Comforting the Afflicted

But while the book reveals Mother Teresa’s purpose to bring God’s mercy and love to those who are hungry, thirsty, sick and afflicted, Fr. Kolodiejchuk shows the other side of the same coin through Mother Teresa’s teachings. And it’s worth much more than its weight it gold. Not only did Mother Teresa want to bring God’s mercy and love to the afflicted to comfort them, she wanted to bring our love to Jesus. Seeing His face in the poorest of the poor and the people who were greatly afflicted, she saw the amazing gift of being able to serve Jesus directly by performing acts of mercy.

Sheltering the Homeless

Going beyond the obvious detrimental impact homelessness has on a person – such as vulnerability to crime, hunger, injury and disease – it shares her understanding of the emotional and spiritual impact homelessness has on someone. Fr. Kolodiejchuk beautifully articulates her desire to help homeless people by writing “This feeling of being rejected, abandoned, let down, of not belonging anywhere, or not having a reference point or a safe haven while passing through life’s struggles was a real suffering that she wanted to remedy along with providing physical shelter.”

Visiting the Sick

Recognizing their vulnerability and tremendous need, Mother Teresa had the same compassion for people who are physically ill, especially those with terminal or chronic illnesses. She saw and understood how much they suffer. She also saw how many are treated with disrespect and abuse, because many of their lives aren’t valued by the people charged with taking care of them. Fr. Kolodiejchuk writes “In particular, the chronically ill and the dying were an object of her delicate care. In the numerous homes that she opened throughout the world, she insisted that the sick be given proper medical help, but also that they be surrounded with tender loving care.”

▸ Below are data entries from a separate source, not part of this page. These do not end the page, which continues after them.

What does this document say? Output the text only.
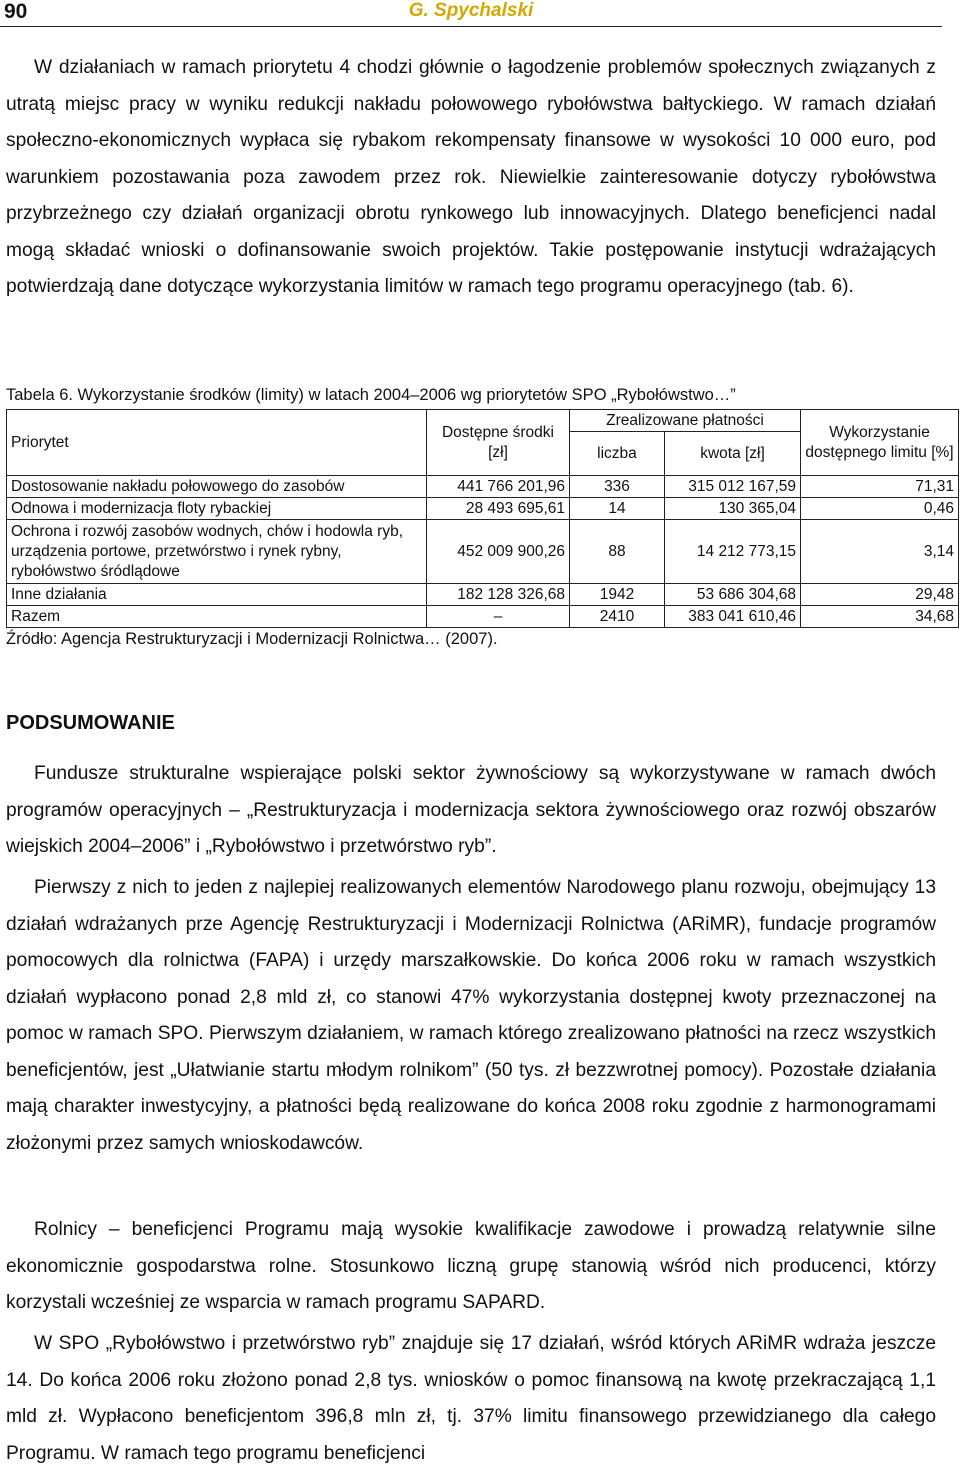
90	G. Spychalski

W działaniach w ramach priorytetu 4 chodzi głównie o łagodzenie problemów społecznych związanych z utratą miejsc pracy w wyniku redukcji nakładu połowowego rybołówstwa bałtyckiego. W ramach działań społeczno-ekonomicznych wypłaca się rybakom rekompensaty finansowe w wysokości 10 000 euro, pod warunkiem pozostawania poza zawodem przez rok. Niewielkie zainteresowanie dotyczy rybołówstwa przybrzeżnego czy działań organizacji obrotu rynkowego lub innowacyjnych. Dlatego beneficjenci nadal mogą składać wnioski o dofinansowanie swoich projektów. Takie postępowanie instytucji wdrażających potwierdzają dane dotyczące wykorzystania limitów w ramach tego programu operacyjnego (tab. 6).

Tabela 6. Wykorzystanie środków (limity) w latach 2004–2006 wg priorytetów SPO „Rybołówstwo…”
Priorytet	Dostępne środki [zł]	Zrealizowane płatności		Wykorzystanie dostępnego limitu [%]
		liczba	kwota [zł]	
Dostosowanie nakładu połowowego do zasobów	441 766 201,96	336	315 012 167,59	71,31
Odnowa i modernizacja floty rybackiej	28 493 695,61	14	130 365,04	0,46
Ochrona i rozwój zasobów wodnych, chów i hodowla ryb, urządzenia portowe, przetwórstwo i rynek rybny, rybołówstwo śródlądowe	452 009 900,26	88	14 212 773,15	3,14
Inne działania	182 128 326,68	1942	53 686 304,68	29,48
Razem	–	2410	383 041 610,46	34,68
Źródło: Agencja Restrukturyzacji i Modernizacji Rolnictwa… (2007).
PODSUMOWANIE

Fundusze strukturalne wspierające polski sektor żywnościowy są wykorzystywane w ramach dwóch programów operacyjnych – „Restrukturyzacja i modernizacja sektora żywnościowego oraz rozwój obszarów wiejskich 2004–2006” i „Rybołówstwo i przetwórstwo ryb”.

Pierwszy z nich to jeden z najlepiej realizowanych elementów Narodowego planu rozwoju, obejmujący 13 działań wdrażanych prze Agencję Restrukturyzacji i Modernizacji Rolnictwa (ARiMR), fundacje programów pomocowych dla rolnictwa (FAPA) i urzędy marszałkowskie. Do końca 2006 roku w ramach wszystkich działań wypłacono ponad 2,8 mld zł, co stanowi 47% wykorzystania dostępnej kwoty przeznaczonej na pomoc w ramach SPO. Pierwszym działaniem, w ramach którego zrealizowano płatności na rzecz wszystkich beneficjentów, jest „Ułatwianie startu młodym rolnikom” (50 tys. zł bezzwrotnej pomocy). Pozostałe działania mają charakter inwestycyjny, a płatności będą realizowane do końca 2008 roku zgodnie z harmonogramami złożonymi przez samych wnioskodawców.

Rolnicy – beneficjenci Programu mają wysokie kwalifikacje zawodowe i prowadzą relatywnie silne ekonomicznie gospodarstwa rolne. Stosunkowo liczną grupę stanowią wśród nich producenci, którzy korzystali wcześniej ze wsparcia w ramach programu SAPARD.

W SPO „Rybołówstwo i przetwórstwo ryb” znajduje się 17 działań, wśród których ARiMR wdraża jeszcze 14. Do końca 2006 roku złożono ponad 2,8 tys. wniosków o pomoc finansową na kwotę przekraczającą 1,1 mld zł. Wypłacono beneficjentom 396,8 mln zł, tj. 37% limitu finansowego przewidzianego dla całego Programu. W ramach tego programu beneficjenci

Praying for the Living and the Dead

Among the Spiritual Works of Mercy that can be viewed through the eyes of Mother Teresa, through the book, is the work of praying for the living and the dead. She encouraged everyone to pray for their families and their neighbors as a way to strengthen their faith. She not only said that prayer cleanses our hearts, she said that it helps us to love one another as brothers and sisters. She wanted people to remember that despite our religious, cultural, racial and ethnic differences, we were all “created by God Himself.” If we love each other in this way, being merciful to each other comes more naturally.